Author: BJUNG || Wattpad: xbjung21 || Mark Lee, Jung Raein, Lee Taeyong (Mark Brother) || Sadism, Married life, Hurt, Thiller || 2159 words||

""""""""""""""""""""

Pagi yang cerah mengiringi hari yang indah, sinar mentari yang hangat dan penuh kelembutan mengintip dari celah tirai jendela kamar. Menyilaukan netra seorang wanita yang masih berusaha fokus dengan keadaan sekitar. Ia menggeliat pelan di atas kasur guna merenggangkan seluruh otot di tubuhnya. Dan, mendesah pelan tatkala jari jemari seorang lelaki mengelus permukaan perut membuncitnya lembut.

"Pagi Raein" sapa lelaki itu. Netra tajamnya menatap wanita yang terbaring di sampingnya, dalam. Sudut bibirnya terangkat, membentuk sebuah senyuman yang selalu ia berikan, hanya untuk sang pujaan hati.

Raein membalas senyuman lelaki itu dengan mengecup bibir ranum miliknya sekilas. Mereka adalah sepasang suami istri bernama Mark Lee dan Jung Raein. Mereka baru menikah beberapa bulan yang lalu, tepat setelah hari kelulusan sekolah mereka.

Pernikahan yang terjadi akibat pergaulan yang terlampau bebas, Raein hamil anak Mark 2 bulan. Alasan itu Mark gunakan untuk mengikat Raein dalam suatu hubungan yang menyiksa, membuat Raein mau tak mau harus sehidup semati dengannya. Seorang lelaki berdarah dingin, yang tak segan membunuh siapa saja yang mengusik hidupnya.

"Bagaimana tidurmu semalam?" Tanya Mark lembut sembari menyingkirkan helaian rambut yang menutupi sebagian wajah Raein. Wanita muda itu berusaha semanis mungkin menanggapi pertanyaan sang suami.

"Nyenyak sayang. Semalam kau pulang jam berapa?" Tanya Raein balik.

Mark merebahkan tubuhnya tepat di samping istrinya. Menggunakan tangan kanan Raein sebagai bantalannya.
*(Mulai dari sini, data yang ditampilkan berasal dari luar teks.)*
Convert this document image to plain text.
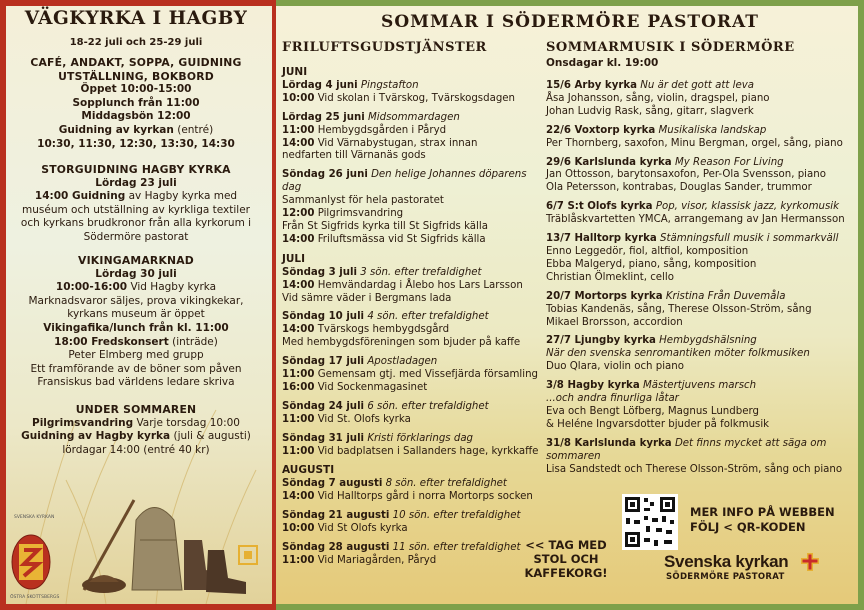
SVENSKA KYRKAN
ÖSTRA SKOTTSBERGS
VÄGKYRKA I HAGBY
18-22 juli och 25-29 juli
CAFÉ, ANDAKT, SOPPA, GUIDNING
UTSTÄLLNING, BOKBORD
Öppet 10:00-15:00
Sopplunch från 11:00
Middagsbön 12:00
Guidning av kyrkan (entré)
10:30, 11:30, 12:30, 13:30, 14:30
STORGUIDNING HAGBY KYRKA
Lördag 23 juli
14:00 Guidning av Hagby kyrka med
muséum och utställning av kyrkliga textiler
och kyrkans brudkronor från alla kyrkorum i
Södermöre pastorat
VIKINGAMARKNAD
Lördag 30 juli
10:00-16:00 Vid Hagby kyrka
Marknadsvaror säljes, prova vikingkekar,
kyrkans museum är öppet
Vikingafika/lunch från kl. 11:00
18:00 Fredskonsert (inträde)
Peter Elmberg med grupp
Ett framförande av de böner som påven
Fransiskus bad världens ledare skriva
UNDER SOMMAREN
Pilgrimsvandring Varje torsdag 10:00
Guidning av Hagby kyrka (juli & augusti)
lördagar 14:00 (entré 40 kr)
SOMMAR I SÖDERMÖRE PASTORAT
FRILUFTSGUDSTJÄNSTER	SOMMARMUSIK I SÖDERMÖRE
JUNI
Lördag 4 juni Pingstafton
10:00 Vid skolan i Tvärskog, Tvärskogsdagen
Lördag 25 juni Midsommardagen
11:00 Hembygdsgården i Påryd
14:00 Vid Värnabystugan, strax innan
nedfarten till Värnanäs gods
Söndag 26 juni Den helige Johannes döparens dag
Sammanlyst för hela pastoratet
12:00 Pilgrimsvandring
Från St Sigfrids kyrka till St Sigfrids källa
14:00 Friluftsmässa vid St Sigfrids källa
JULI
Söndag 3 juli 3 sön. efter trefaldighet
14:00 Hemvändardag i Ålebo hos Lars Larsson
Vid sämre väder i Bergmans lada
Söndag 10 juli 4 sön. efter trefaldighet
14:00 Tvärskogs hembygdsgård
Med hembygdsföreningen som bjuder på kaffe
Söndag 17 juli Apostladagen
11:00 Gemensam gtj. med Vissefjärda församling
16:00 Vid Sockenmagasinet
Söndag 24 juli 6 sön. efter trefaldighet
11:00 Vid St. Olofs kyrka
Söndag 31 juli Kristi förklarings dag
11:00 Vid badplatsen i Sallanders hage, kyrkkaffe
AUGUSTI
Söndag 7 augusti 8 sön. efter trefaldighet
14:00 Vid Halltorps gård i norra Mortorps socken
Söndag 21 augusti 10 sön. efter trefaldighet
10:00 Vid St Olofs kyrka
Söndag 28 augusti 11 sön. efter trefaldighet
11:00 Vid Mariagården, Påryd
Onsdagar kl. 19:00
15/6 Arby kyrka Nu är det gott att leva
Åsa Johansson, sång, violin, dragspel, piano
Johan Ludvig Rask, sång, gitarr, slagverk
22/6 Voxtorp kyrka Musikaliska landskap
Per Thornberg, saxofon, Minu Bergman, orgel, sång, piano
29/6 Karlslunda kyrka My Reason For Living
Jan Ottosson, barytonsaxofon, Per-Ola Svensson, piano
Ola Petersson, kontrabas, Douglas Sander, trummor
6/7 S:t Olofs kyrka Pop, visor, klassisk jazz, kyrkomusik
Träblåskvartetten YMCA, arrangemang av Jan Hermansson
13/7 Halltorp kyrka Stämningsfull musik i sommarkväll
Enno Leggedör, fiol, altfiol, komposition
Ebba Malgeryd, piano, sång, komposition
Christian Ölmeklint, cello
20/7 Mortorps kyrka Kristina Från Duvemåla
Tobias Kandenäs, sång, Therese Olsson-Ström, sång
Mikael Brorsson, accordion
27/7 Ljungby kyrka Hembygdshälsning
När den svenska senromantiken möter folkmusiken
Duo Qlara, violin och piano
3/8 Hagby kyrka Mästertjuvens marsch
...och andra finurliga låtar
Eva och Bengt Löfberg, Magnus Lundberg
& Heléne Ingvarsdotter bjuder på folkmusik
31/8 Karlslunda kyrka Det finns mycket att säga om sommaren
Lisa Sandstedt och Therese Olsson-Ström, sång och piano
<< TAG MED
STOL OCH
KAFFEKORG!
MER INFO PÅ WEBBEN
FÖLJ < QR-KODEN
Svenska kyrkan
SÖDERMÖRE PASTORAT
"Aku baru saja pulang" jawabnya pelan. Terlihat jelas kelelahan di wajah tampannya.

"Lembur lagi?"

Mark menarik nafas dalam kemudian mengangguk dan mengubah posisi tidurnya menjadi menghadap Raein lagi. Setelah mereka resmi menjadi sepasang suami istri, Mark lebih banyak menghabiskan hidupnya untuk kerja paruh waktu. Demi menafkahi Raein dan calon anak mereka.

Raein sangat bersyukur, karena semakin Mark disibukkan dengan kegiatan positif, semakin ia dapat terbebas dari kebiasaan buruknya dulu. Membunuh orang tanpa kenal waktu dan tempat. Raein telah terbiasa dengan hal seperti itu tetapi wanita itu tak ingin mengingatnya lagi. Cukuplah ingatan kejadian mengerikan itu memudar seiring berjalannya waktu.

"Sayang kau merindukanku?" Tanya Mark dengan nada bicara yang sengaja ia imutkan. Raein terkekeh pelan sambil mengusap wajah Mark dengan sayang. "Aku sangat merindukanmu, Mark" jawab Raein meyakinkan. Ia tersenyum tipis kemudian mengecup bibir Mark lagi.

Seiring berjalannya waktu, Raein mulai mencintai Mark. Mark selalu menemaninya di saat senang maupun duka. Termasuk saat Raein merasa terpuruk dan depresi karena mengetahui dirinya telah hamil 2 bulan anak Mark. Lelaki itu dengan tak malu mengakuinya ke orang tua Raein dan penuh keyakinan, menikahi sang kekasih sebagai rasa tanggung jawab atas perbuatannya itu. Membuat Raein tersadar atas ketulusan cinta Mark yang selama ini ia ucapkan dan Raein sangat menghargainya.

"Sayang aku lapar" gumam Mark kemudian bangkit dari tidurnya, menatap Raein memohon.

Pranggg

Suara piring pecah terdengar dari arena dapur rumah mereka. Refleks mereka bangkit dan berjalan menuju dapur guna memeriksa sumber suara itu.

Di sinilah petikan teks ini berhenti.